Kompas/Ferganata Indra Riatmoko
Beragam bentuk wahana digunakan untuk tempat pelestarian terumbu karang pada proyek Bio Rock di kawasan pantai Desa Pemuteran, Kecamatan Gerokgak, Buleleng, Bali, Sabtu (28/10). Tempat tersebut juga menjadi salah satu daya tarik wisata bahari.

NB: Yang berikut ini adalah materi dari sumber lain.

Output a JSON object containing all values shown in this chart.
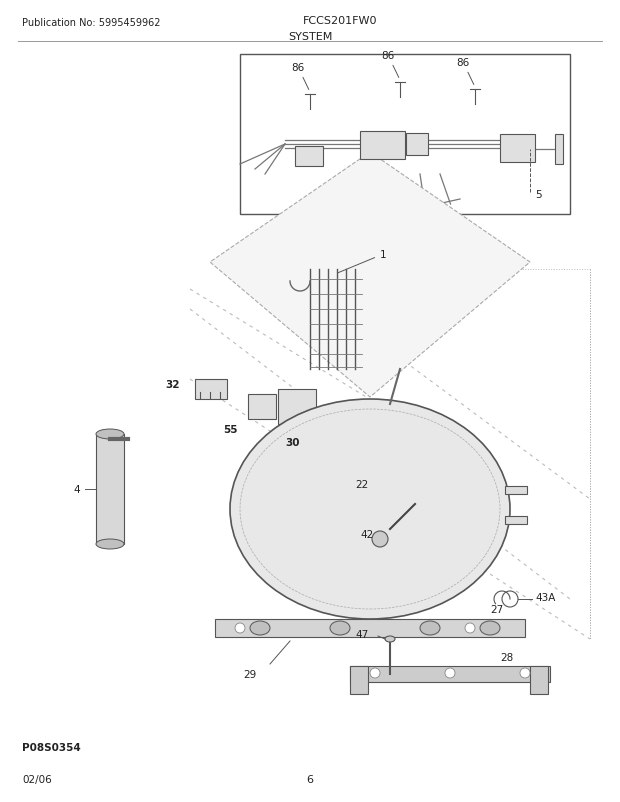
{
  "title": "SYSTEM",
  "pub_no": "Publication No: 5995459962",
  "model": "FCCS201FW0",
  "date": "02/06",
  "page": "6",
  "part_code": "P08S0354",
  "bg_color": "#ffffff",
  "text_color": "#222222",
  "line_color": "#555555"
}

Ketua Pengurus Pusat Perhimpunan Kedokteran Wisata Kesehatan Indonesia (Perkedwi) Mukti E Rahadian mengatakan, wisata olahraga rekreasi penyelaman di sejumlah daerah di Indonesia semakin meningkat. Di Raja Ampat, Papua Barat, misalnya, terdapat sekitar 30.000 penyelam yang berwisata ke kawasan itu pada 2016.
”Hal ini perlu dukungan diversifikasi layanan kedokteran hiperbarik. Ini dari satu sisi aspek penyelaman saja. Kegunaan lainnya adalah menyelesaikan permasalahan beragam penyakit, seperti gangrene, patah tulang, dan penyakit dalam,” jelasnya.

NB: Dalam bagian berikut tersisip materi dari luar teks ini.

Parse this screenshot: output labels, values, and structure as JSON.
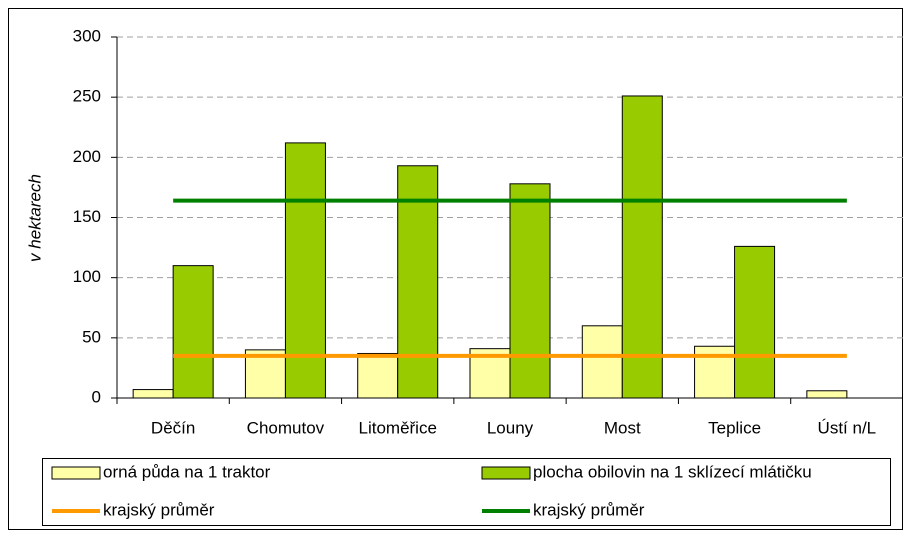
{
  "chart_data": {
    "type": "bar",
    "y_label": "v hektarech",
    "categories": [
      "Děčín",
      "Chomutov",
      "Litoměřice",
      "Louny",
      "Most",
      "Teplice",
      "Ústí n/L"
    ],
    "series": [
      {
        "name": "orná půda na 1 traktor",
        "type": "bar",
        "color": "#ffffa8",
        "values": [
          7,
          40,
          37,
          41,
          60,
          43,
          6
        ]
      },
      {
        "name": "plocha obilovin na 1 sklízecí mlátičku",
        "type": "bar",
        "color": "#99cc00",
        "values": [
          110,
          212,
          193,
          178,
          251,
          126,
          null
        ]
      },
      {
        "name": "krajský průměr",
        "type": "line",
        "color": "#ff9900",
        "values": [
          35,
          35,
          35,
          35,
          35,
          35,
          35
        ]
      },
      {
        "name": "krajský průměr",
        "type": "line",
        "color": "#008000",
        "values": [
          164,
          164,
          164,
          164,
          164,
          164,
          164
        ]
      }
    ],
    "ylim": [
      0,
      300
    ],
    "yticks": [
      0,
      50,
      100,
      150,
      200,
      250,
      300
    ],
    "grid": true,
    "legend": "bottom"
  }
}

Deputi Bidang Produk Wisata dan Penyelenggara Kegiatan Kementerian Pariwisata dan Ekonomi Kreatif Rizki Handayani mengatakan, penyediaan fasilitas layanan terapi hiperbarik sangat dibutuhkan di sejumlah destinasi wisata selam, terutama di Indonesia bagian timur. Ketersediaan fasilitas ini sekaligus menjadi promosi untuk menunjukkan Indonesia menyiapkan layanan keselamatan bagi peselam.